Thanks for your attention.
Erik
> -----Original Message-----
> From: [email protected]
> [mailto:[email protected]]On Behalf Of Sophia
> Rabe-Hesketh
> Sent: Friday, February 27, 2004 9:44 PM
> To: [email protected]
> Subject: Re: st: Predictions based on reoprob and gllamm
>
>
> The thresholds are applied to the latent response y*
> underlying the observed response y.
> y* can take on any value from - infinity to + infinity.
> If the lowest observed response category, say 1, happens
> very rarely, the lowest threshold may have to be a large
> negative number because Pr(y=1) = Pr(y*<threshold)
> and similarly for the largest category.
>
> I am not sure what predictions you have considered.

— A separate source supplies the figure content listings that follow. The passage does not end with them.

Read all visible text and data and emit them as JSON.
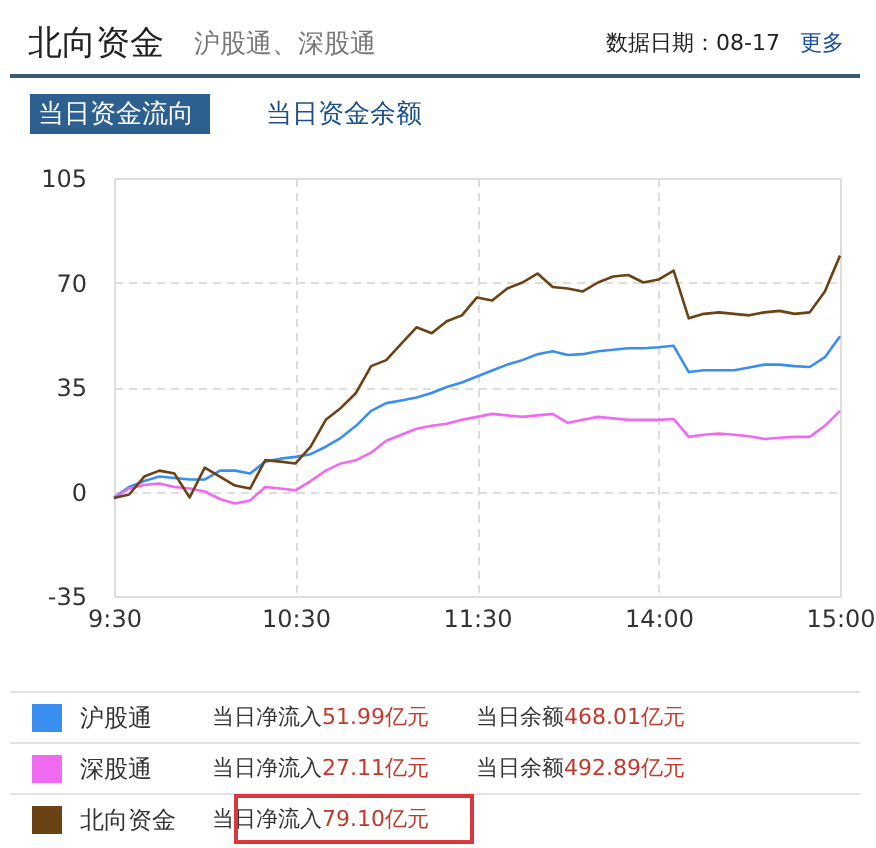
{
  "chart_data": {
    "type": "line",
    "title": "北向资金",
    "subtitle": "沪股通、深股通",
    "annotations": [
      "数据日期：08-17",
      "更多",
      "当日资金流向",
      "当日资金余额",
      "当日净流入51.99亿元",
      "当日余额468.01亿元",
      "当日净流入27.11亿元",
      "当日余额492.89亿元",
      "当日净流入79.10亿元"
    ],
    "categories": [
      "9:30",
      null,
      null,
      null,
      null,
      null,
      null,
      null,
      null,
      null,
      null,
      null,
      "10:30",
      null,
      null,
      null,
      null,
      null,
      null,
      null,
      null,
      null,
      null,
      null,
      "11:30",
      null,
      null,
      null,
      null,
      null,
      null,
      null,
      null,
      null,
      null,
      null,
      "14:00",
      null,
      null,
      null,
      null,
      null,
      null,
      null,
      null,
      null,
      null,
      null,
      "15:00"
    ],
    "ylim": [
      -35,
      105
    ],
    "yticks": [
      -35,
      0,
      35,
      70,
      105
    ],
    "grid": true,
    "legend": "bottom",
    "line_style": "solid",
    "marker": "none",
    "series": [
      {
        "name": "沪股通",
        "color": "#3a8ef0",
        "values": [
          -2,
          1.5,
          3.5,
          5,
          4.5,
          4,
          4,
          7,
          7,
          6,
          10,
          11,
          11.6,
          12.5,
          15,
          18,
          22,
          27,
          29.6,
          30.5,
          31.5,
          33,
          35,
          36.5,
          38.5,
          40.5,
          42.5,
          44,
          46,
          47,
          45.7,
          46,
          47,
          47.5,
          48,
          48,
          48.3,
          48.8,
          40,
          40.6,
          40.6,
          40.6,
          41.5,
          42.5,
          42.5,
          42,
          41.7,
          45,
          52
        ]
      },
      {
        "name": "深股通",
        "color": "#f06af0",
        "values": [
          -2.2,
          1,
          2.2,
          2.7,
          1.5,
          1,
          0,
          -2.5,
          -4,
          -3,
          1.5,
          1,
          0.4,
          3.5,
          7,
          9.4,
          10.5,
          13,
          17,
          19,
          21,
          22,
          22.7,
          24,
          25,
          26,
          25.5,
          25,
          25.5,
          26,
          23,
          24,
          25,
          24.5,
          24,
          24,
          24,
          24.3,
          18.3,
          19,
          19.4,
          19,
          18.5,
          17.6,
          18,
          18.3,
          18.3,
          22,
          27
        ]
      },
      {
        "name": "北向资金",
        "color": "#6b4214",
        "values": [
          -2.2,
          -1,
          5,
          7,
          6,
          -2,
          8,
          5,
          2,
          1,
          10.5,
          10,
          9.4,
          15,
          24,
          28,
          33,
          42,
          44,
          49.5,
          55,
          53,
          57,
          59,
          65,
          64,
          68,
          70,
          73,
          68.5,
          68,
          67,
          70,
          72,
          72.5,
          70,
          71,
          74,
          58,
          59.5,
          60,
          59.5,
          59,
          60,
          60.5,
          59.5,
          60,
          67,
          79
        ]
      }
    ]
  }
}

> If you are referring to 'xb' (the linear predictor),
> then this is the mean of the latent response y* which
> doesn't need to lie on the range of y.
>
> In gllamm, you can obtain the predicted (population
> averaged) cumulative probabilities, e.g., Pr(Y>1) using
>
> gllapred probgr1, mu above(1) marg
>
> and similarly for the other categories.
>
> You can also get predicted probabilities for particular
> values of the random effects or posterior mean probabilities.